While this code extracts each citation, at the moment it extracts the first pmid value using:
citation.SelectSingleNode("//input[@class='citation-check']").Attributes["pmid"].Value)
it stays showing 35491994
that is the pmid of the first found citation. Why is this happening? Shouldn’t this value change for each assigned object to the citation variable?
using System;
using System.Linq;
using System.Net;
using HtmlAgilityPack;
using System.Text;
using System.Xml.XPath;
// https://librarycarpentry.org/lc-webscraping/02-xpath/index.html
// https://stackoverflow.com/questions/11017583/extract-content-from-div-class-div-tag-c-sharp-regex
// https://stackoverflow.com/questions/1289756/most-elegant-way-to-query-xml-string-using-xpath
public class authorCitation
{
public String pmid { get; set; }
}
public class processPubReferences{
public HtmlDocument getRawData(String ncbiId)
{
String url = "https://www.ncbi.nlm.nih.gov/myncbi/" + ncbiId + "/bibliography/public/";
HtmlWeb web = new HtmlWeb();
HtmlDocument htmlDoc = web.Load(@url);
htmlDoc.OptionFixNestedTags = true;
Console.WriteLine("getRawData>Data Type of htmlDoc is:");
Console.WriteLine(htmlDoc.GetType());
return htmlDoc;
}
public HtmlNodeCollection getCitations(HtmlDocument htmlDoc)
{
HtmlNodeCollection nodetree = htmlDoc.DocumentNode.SelectNodes("//div[@class='citation']");
Console.WriteLine("getCitations>type of nodetree is ");
Console.WriteLine(nodetree.GetType());
return nodetree;
}
}
class TestClass
{
public static void Main(string[] args)
{
processPubReferences pr = new processPubReferences();
String ncbiId = "1dAdNxivfiO5l";
var htmlDoc = pr.getRawData(ncbiId);
var citations = pr.getCitations(htmlDoc);
// var pmidNode;
foreach (var citation in citations)
{
Console.WriteLine("------------------------------Start Node INfo-----------------------------");
Console.WriteLine(citation.InnerText);
Console.WriteLine(citation.SelectSingleNode("//input[@class='citation-check']").Attributes["pmid"].Value);
Console.WriteLine("------------------------------Ende Node Info -----------------------------");
}
}
}
>Solution :
The problem is caused by the usage of a relative XPath expression when choosing the pmid
property. When you use "//input[@class='citation-check']"
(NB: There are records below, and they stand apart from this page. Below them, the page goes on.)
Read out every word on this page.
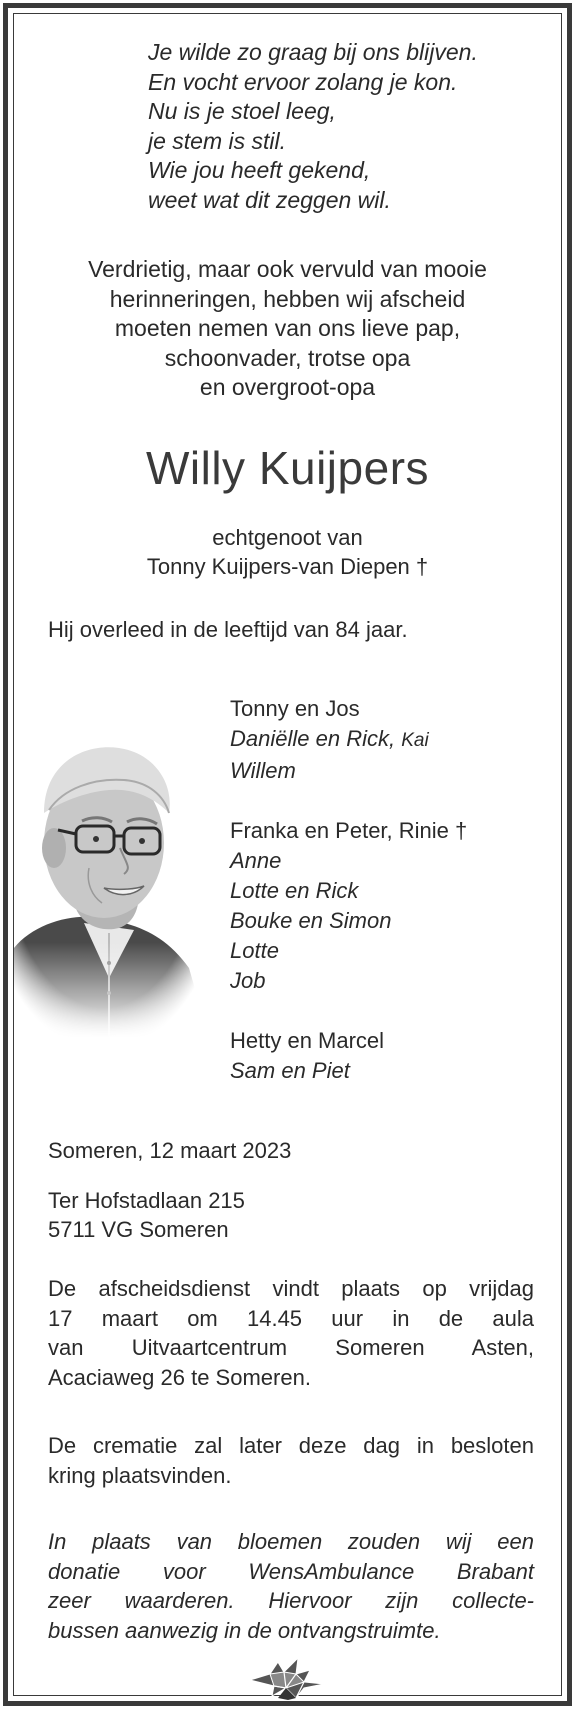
Je wilde zo graag bij ons blijven.
En vocht ervoor zolang je kon.
Nu is je stoel leeg,
je stem is stil.
Wie jou heeft gekend,
weet wat dit zeggen wil.
Verdrietig, maar ook vervuld van mooie
herinneringen, hebben wij afscheid
moeten nemen van ons lieve pap,
schoonvader, trotse opa
en overgroot-opa
Willy Kuijpers
echtgenoot van
Tonny Kuijpers-van Diepen †
Hij overleed in de leeftijd van 84 jaar.
Tonny en Jos
Daniëlle en Rick, Kai
Willem
Franka en Peter, Rinie †
Anne
Lotte en Rick
Bouke en Simon
Lotte
Job
Hetty en Marcel
Sam en Piet
Someren, 12 maart 2023
Ter Hofstadlaan 215
5711 VG Someren
De afscheidsdienst vindt plaats op vrijdag
17 maart om 14.45 uur in de aula
van Uitvaartcentrum Someren Asten,
Acaciaweg 26 te Someren.
De crematie zal later deze dag in besloten
kring plaatsvinden.
In plaats van bloemen zouden wij een
donatie voor WensAmbulance Brabant
zeer waarderen. Hiervoor zijn collecte-
bussen aanwezig in de ontvangstruimte.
, it looks for the first occurrence of this element starting from the XML document’s root, not from the current citation
node. To remedy this, use a period (.
) at the beginning of your XPath query to make it relative to the citation
node. The revised code is as follows:
Console.WriteLine(citation.SelectSingleNode(".//input[@class='citation-check']").Attributes["pmid"].Value);